Aboveground carbon and nutrient distributions are hardly associated with canopy position for trees in temperate forests on poor and acidified sandy soils

Vos, Marleen A.E.; Boer, Dieke de; Vries, Wim de; Ouden, Jan den; Sterck, Frank J.


High demands on forest for carbon storage and provision of timber and biofuel require precise and reliable estimates of the biomass, carbon and nutrient stocks in different tree compartments. Whether the fraction of biomass distributed in aboveground tree compartments and the carbon and nutrient concentrations varies systematically across trees in different canopy positions remains unclear despite its importance for understanding forest ecology. Here, we compared the distribution of biomass, carbon and nutrients from underlying carbon and nutrient concentrations between different aboveground tree compartments for 15 mature trees of European beech (Fagus sylvatica), Douglas fir (Pseudotsuga menziesii) and Scots pine (Pinus sylvestris) with dominant, intermediate and suppressed canopy position.
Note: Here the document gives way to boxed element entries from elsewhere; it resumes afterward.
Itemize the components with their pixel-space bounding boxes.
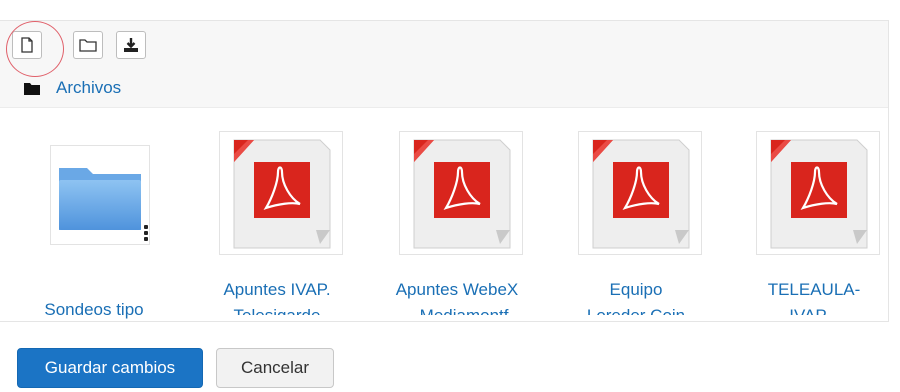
create-folder-button[interactable] (73, 31, 103, 59)
pdf-file-icon (592, 139, 690, 249)
file-grid: Sondeos tipo Apuntes IVAP. Telesigarde (0, 131, 888, 321)
pdf-thumbnail[interactable] (399, 131, 523, 255)
file-name[interactable]: Apuntes WebeX – Mediamontf (367, 277, 547, 315)
highlight-annotation (6, 21, 64, 77)
download-button[interactable] (116, 31, 146, 59)
folder-icon (79, 39, 97, 52)
file-name[interactable]: TELEAULA- IVAP... (724, 277, 888, 315)
file-name[interactable]: Apuntes IVAP. Telesigarde (187, 277, 367, 315)
save-changes-button[interactable]: Guardar cambios (17, 348, 203, 388)
breadcrumb-archivos[interactable]: Archivos (56, 78, 121, 98)
pdf-file-icon (233, 139, 331, 249)
pdf-thumbnail[interactable] (756, 131, 880, 255)
file-name[interactable]: Sondeos tipo (4, 297, 184, 321)
folder-thumbnail[interactable] (50, 145, 150, 245)
pdf-thumbnail[interactable] (578, 131, 702, 255)
pdf-thumbnail[interactable] (219, 131, 343, 255)
more-options-icon[interactable] (144, 225, 148, 243)
folder-icon (24, 82, 40, 95)
download-icon (124, 38, 138, 52)
folder-icon (59, 168, 141, 230)
pdf-file-icon (770, 139, 868, 249)
pdf-file-icon (413, 139, 511, 249)
filepicker: Archivos Sondeos tipo Apuntes IVAP. Apun… (0, 20, 889, 322)
filepicker-toolbar: Archivos (0, 21, 888, 108)
cancel-button[interactable]: Cancelar (216, 348, 334, 388)
file-name[interactable]: Equipo Loreder Coin (546, 277, 726, 315)
breadcrumb: Archivos (24, 77, 121, 99)
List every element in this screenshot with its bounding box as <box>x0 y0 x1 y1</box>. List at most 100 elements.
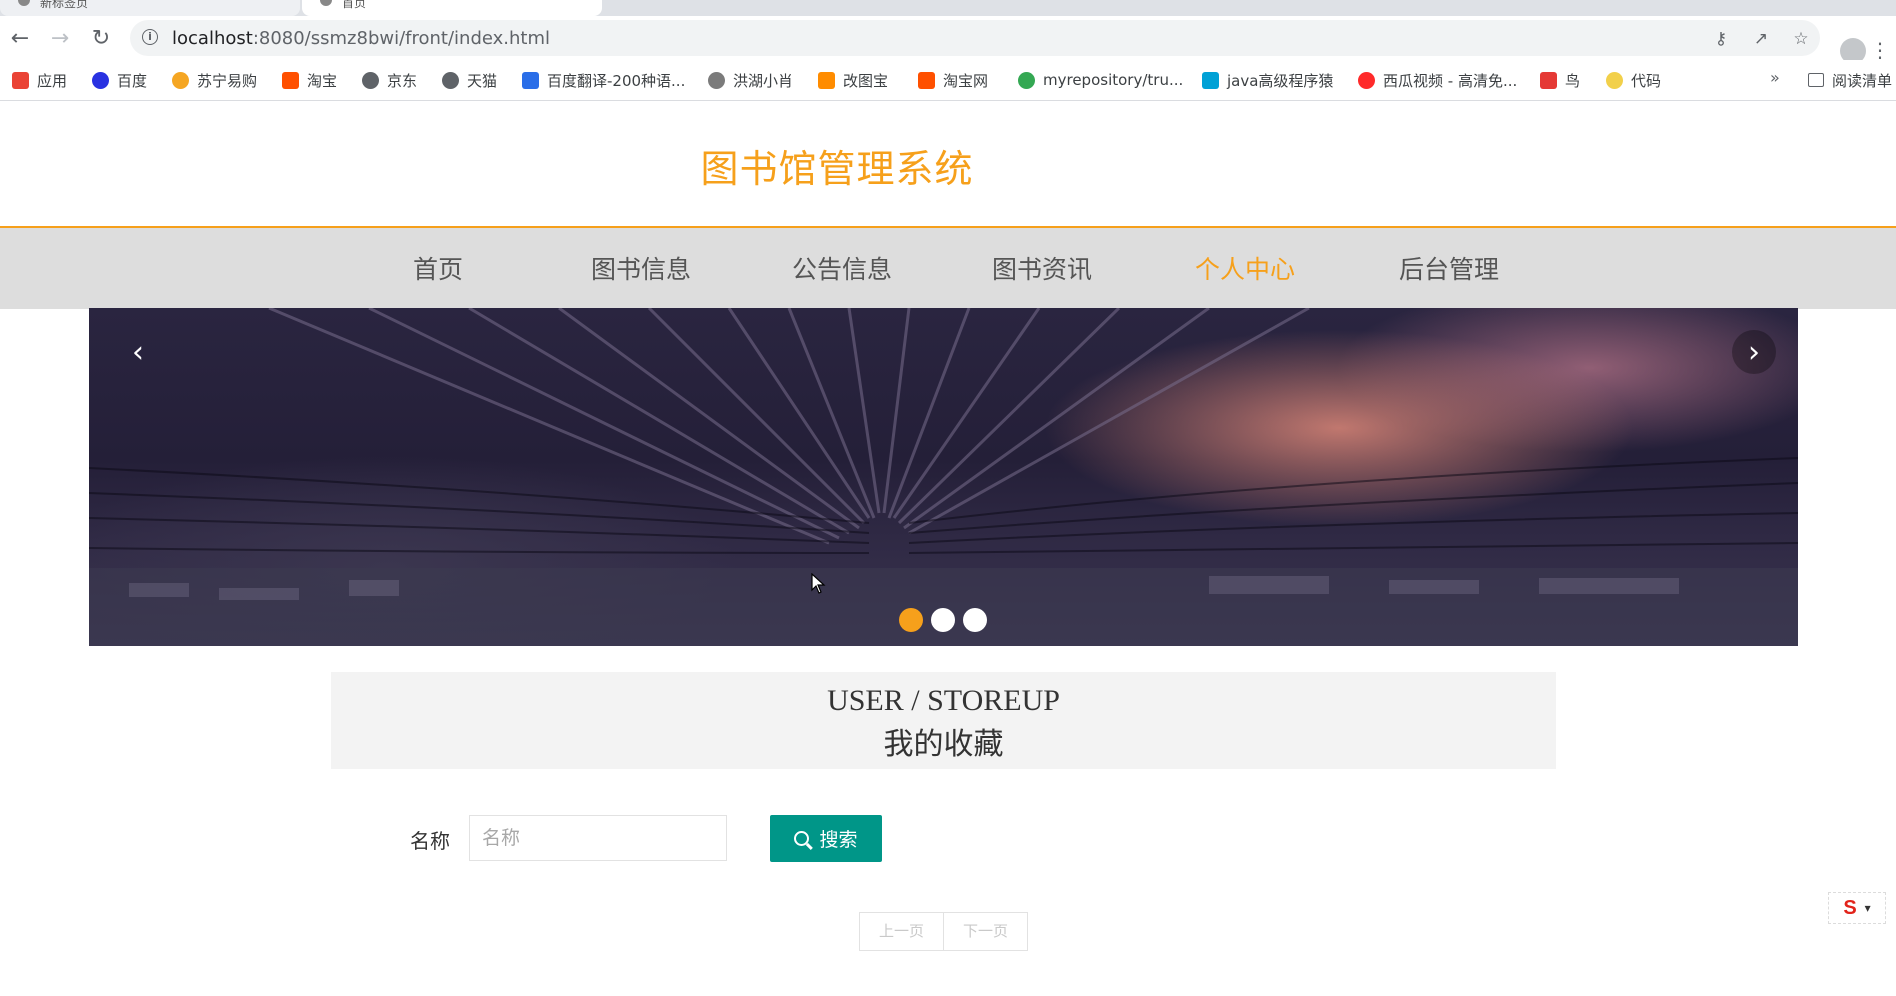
nav-item-personal-center[interactable]: 个人中心 <box>1195 250 1295 286</box>
key-icon[interactable]: ⚷ <box>1708 26 1734 52</box>
carousel-prev-button[interactable]: ‹ <box>116 330 160 374</box>
carousel-banner[interactable]: ‹ › <box>89 308 1798 646</box>
suning-lion-icon <box>172 71 189 89</box>
translate-icon <box>522 71 539 89</box>
browser-tab-strip: 新标签页 首页 <box>0 0 1896 16</box>
gaitubao-icon <box>818 71 835 89</box>
bookmark-item[interactable]: java高级程序猿 <box>1202 68 1333 92</box>
site-title-text: 图书馆管理系统 <box>700 147 974 191</box>
tab-favicon-icon <box>18 0 30 6</box>
bookmark-item[interactable]: 百度 <box>92 68 147 92</box>
bookmark-item[interactable]: 淘宝 <box>282 68 337 92</box>
bookmark-item[interactable]: 京东 <box>362 68 417 92</box>
browser-menu-icon[interactable]: ⋮ <box>1870 38 1890 62</box>
tab-title: 首页 <box>342 0 367 10</box>
bookmark-item[interactable]: 鸟 <box>1540 68 1580 92</box>
nav-item-notices[interactable]: 公告信息 <box>792 250 892 286</box>
section-header: USER / STOREUP 我的收藏 <box>331 672 1556 769</box>
reload-icon[interactable]: ↻ <box>85 22 117 54</box>
browser-toolbar: ← → ↻ i localhost:8080/ssmz8bwi/front/in… <box>0 16 1896 64</box>
bookmark-item[interactable]: 西瓜视频 - 高清免... <box>1358 68 1517 92</box>
bookmark-item[interactable]: 苏宁易购 <box>172 68 257 92</box>
carousel-indicators <box>899 608 987 632</box>
site-info-icon[interactable]: i <box>142 29 158 45</box>
share-icon[interactable]: ↗ <box>1748 26 1774 52</box>
forward-arrow-icon[interactable]: → <box>44 22 76 54</box>
tab-title: 新标签页 <box>40 0 89 10</box>
bookmark-label: 代码 <box>1631 71 1662 90</box>
bookmark-item[interactable]: 淘宝网 <box>918 68 988 92</box>
taobao-icon <box>918 71 935 89</box>
section-title-en: USER / STOREUP <box>827 684 1060 717</box>
site-title: 图书馆管理系统 <box>0 138 1896 193</box>
pagination: 上一页 下一页 <box>859 912 1028 951</box>
bookmark-label: 西瓜视频 - 高清免... <box>1383 71 1518 90</box>
address-bar[interactable]: i localhost:8080/ssmz8bwi/front/index.ht… <box>130 20 1820 56</box>
search-icon <box>794 831 810 846</box>
code-icon <box>1606 71 1623 89</box>
bookmark-label: 改图宝 <box>843 71 889 90</box>
bookmark-label: 百度翻译-200种语... <box>547 71 686 90</box>
reading-list-label: 阅读清单 <box>1832 71 1893 90</box>
bookmark-label: 应用 <box>37 71 68 90</box>
reading-list-icon <box>1808 73 1824 87</box>
globe-icon <box>362 71 379 89</box>
widget-chevron-icon: ▾ <box>1864 901 1871 915</box>
nav-item-home[interactable]: 首页 <box>413 250 463 286</box>
bookmarks-bar: 应用 百度 苏宁易购 淘宝 京东 天猫 百度翻译-200种语... 洪湖小肖 改… <box>0 60 1896 101</box>
bookmark-item[interactable]: 百度翻译-200种语... <box>522 68 685 92</box>
bookmark-label: 洪湖小肖 <box>733 71 794 90</box>
name-search-input[interactable] <box>469 815 727 861</box>
bee-icon <box>708 71 725 89</box>
bookmark-label: 淘宝 <box>307 71 338 90</box>
section-title-cn: 我的收藏 <box>883 727 1004 762</box>
carousel-dot[interactable] <box>899 608 923 632</box>
carousel-dot[interactable] <box>963 608 987 632</box>
nav-item-admin[interactable]: 后台管理 <box>1399 250 1499 286</box>
bookmark-label: 京东 <box>387 71 418 90</box>
open-book-image <box>89 308 1798 646</box>
url-host: localhost <box>172 28 253 49</box>
search-label: 名称 <box>410 829 450 853</box>
search-button[interactable]: 搜索 <box>770 815 882 862</box>
url-text[interactable]: localhost:8080/ssmz8bwi/front/index.html <box>172 28 550 49</box>
apps-grid-icon <box>12 71 29 89</box>
bookmark-label: 淘宝网 <box>943 71 989 90</box>
bookmark-label: 天猫 <box>467 71 498 90</box>
chrome-icon <box>1018 71 1035 89</box>
bookmark-item[interactable]: 天猫 <box>442 68 497 92</box>
bookmark-label: 百度 <box>117 71 148 90</box>
bookmark-item[interactable]: 代码 <box>1606 68 1661 92</box>
browser-tab-active[interactable]: 首页 <box>302 0 602 16</box>
prev-page-button[interactable]: 上一页 <box>860 913 943 950</box>
bookmark-label: java高级程序猿 <box>1227 71 1334 90</box>
carousel-next-button[interactable]: › <box>1732 330 1776 374</box>
bookmark-label: 苏宁易购 <box>197 71 258 90</box>
url-path: :8080/ssmz8bwi/front/index.html <box>252 28 551 49</box>
bookmark-item[interactable]: 应用 <box>12 68 67 92</box>
back-arrow-icon[interactable]: ← <box>4 22 36 54</box>
carousel-dot[interactable] <box>931 608 955 632</box>
search-button-label: 搜索 <box>819 829 858 851</box>
ime-float-widget[interactable]: S ▾ <box>1828 892 1886 924</box>
globe-icon <box>442 71 459 89</box>
nav-item-book-info[interactable]: 图书信息 <box>591 250 691 286</box>
bookmark-item[interactable]: 改图宝 <box>818 68 888 92</box>
bookmarks-more-button[interactable]: » <box>1770 68 1780 87</box>
baidu-paw-icon <box>92 71 109 89</box>
taobao-icon <box>282 71 299 89</box>
bilibili-icon <box>1202 71 1219 89</box>
main-nav: 首页 图书信息 公告信息 图书资讯 个人中心 后台管理 <box>0 226 1896 309</box>
bird-icon <box>1540 71 1557 89</box>
bookmark-item[interactable]: myrepository/tru... <box>1018 68 1183 92</box>
next-page-button[interactable]: 下一页 <box>943 913 1027 950</box>
browser-tab[interactable]: 新标签页 <box>0 0 300 16</box>
xigua-icon <box>1358 71 1375 89</box>
reading-list-button[interactable]: 阅读清单 <box>1808 68 1892 92</box>
bookmark-label: 鸟 <box>1565 71 1581 90</box>
bookmark-label: myrepository/tru... <box>1043 71 1184 89</box>
nav-item-book-news[interactable]: 图书资讯 <box>992 250 1092 286</box>
tab-favicon-icon <box>320 0 332 6</box>
bookmark-star-icon[interactable]: ☆ <box>1788 26 1814 52</box>
bookmark-item[interactable]: 洪湖小肖 <box>708 68 793 92</box>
We show that carbon concentrations were relatively constant across tree compartments while nutrient concentrations increased from stem, bark, branches towards needles. Canopy position had only minor effects on carbon and nutrient concentrations and on the distribution of biomass, carbon and nutrients between aboveground tree components. Nutrient concentrations and stochiometric results confirm that the forests were affected by high N deposition and low availability of P and base cations. Our results imply that predictions from allometric scaling theory better apply to aboveground tree components than from functional equilibrium theory. Models aiming for estimating tree and forest biomass and carbon and nutrient stocks can apply equal biomass, carbon and nutrient stocks for trees independent of canopy position as a valid assumption but testing this assumption for a broader range of species and site conditions remains recommended.